More than twice as many property owners appealed their tax assessments this year than last year, according to the 2020 report of the county Real Property Tax Board of Review.
The five-member volunteer board, which devotes long hours evaluating property owners’ appeals of their assessments, reported 750 appeals on property totaling $660.7 million in real estate value, compared to 355 appeals in 2019.
Of the latest appeals, 407 were filed on East Hawaii property and 343 on parcels in West Hawaii.
Of the cases brought before the board, one was dismissed, 170 cases resulted in the reduction in the assessment or approval of an exemption by the board, 105 of the county’s assessments were sustained by the board, 340 resulted in a settlement between the county and the appellant, and 134 were withdrawn by the appellant, said Assistant Real Property Tax Administrator Keita Jo.
Jo said the increased caseload wasn’t a surprise.
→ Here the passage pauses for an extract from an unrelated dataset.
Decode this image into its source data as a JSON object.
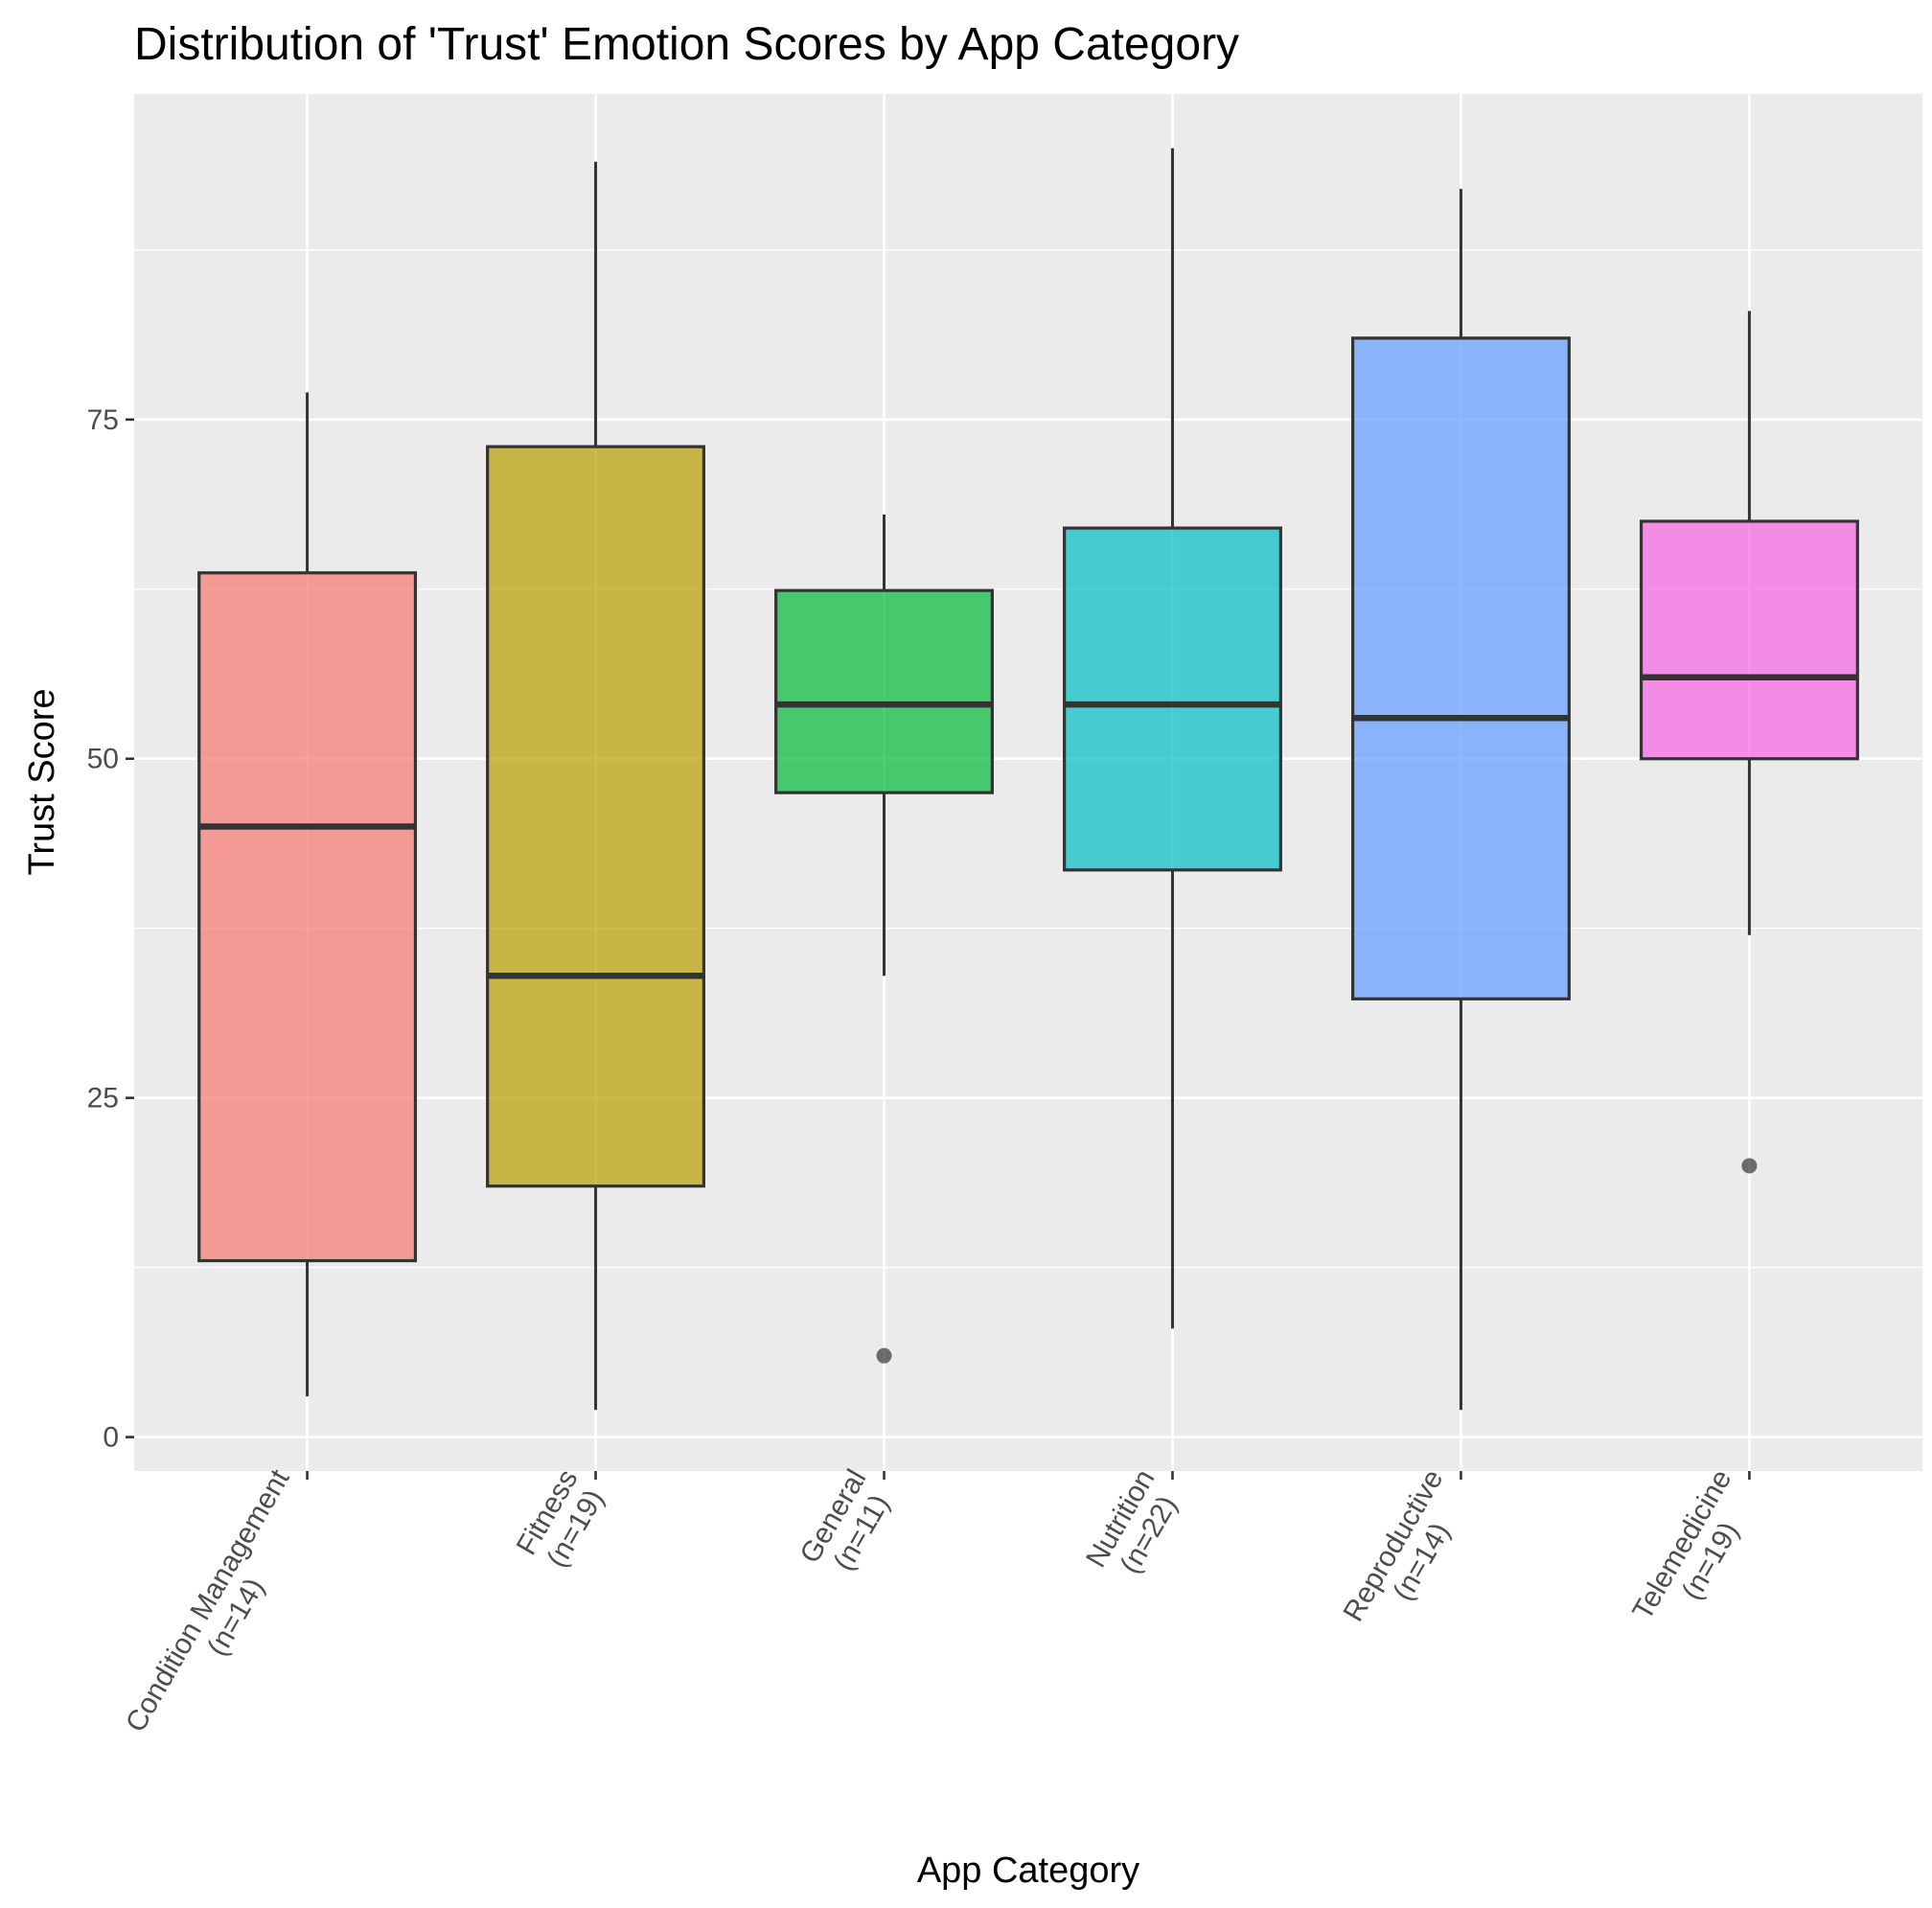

“This was anticipated due to COVID-19 impacts starting in February and many being able to review their assessments in greater detail,” she said. “However, the date of assessment for last year’s assessment was January 1 and predated any potential COVID-19 impacts to the real estate market.”
Next year’s assessments may create a similar flood of appeals when notices go out March 15, she said.
“We are anticipating a large number of appeals for the 2021 assessments as the current COVID-19 crisis continues,” Jo said. “However, it should be noted that preliminary market data supports an increase in many sectors of the real estate market within Hawaii County for the upcoming assessments to be issued on March 15th.”
She said the division will continue monitoring sales in the coming weeks and months and will adjust accordingly.
The board recommended the county make the $50 appeal fee nonrefundable. Currently, the fee is refunded to taxpayers who win their appeals. The change would require action by the County Council.
The board, for the eighth year in a row, also recommended the county do away with a tax exemption program known as the “non-speculative residential” program, a move advocated by both the tax board and the Real Property Tax Review Working Group,
A 2008 law closed the program to new property owners, but those who were grandfathered into the 1958 program may have an unfair advantage over other property owners who can’t participate, tax officials said. The program allows property owners to freeze their property value for five or 10 years by dedicating it to their own homestead use. The county’s homeowners property class and a homeowners exemption have taken the place of the program for all but 483 property owners.
Recommended steps include informing all owners currently with parcels in this program of the repeal for tax year 2019, allow all parcels currently in this program to automatically convert these parcels to the homeowner exemption program at the 2019 frozen value and explain the 3 percent cap would then be applied to the tax year 2020.
The impact to the real property tax revenue in tax year 2020 based on the current frozen non spec values would be $23,000 total. In addition, the county will save approximately $4,400 per year in staff time allocated to administering the program.
“The Board believes the Non-Speculative Residential Program should no longer exist because the homeowners class, exemptions and other programs have taken its place,” said the report, signed by the five members, Chairman Michael Hughes, Vice Chairwoman Emygrace (Grace) Reinhard and members Nelson Harano, V. Diane Blancett-Maddock and Michael Okumoto.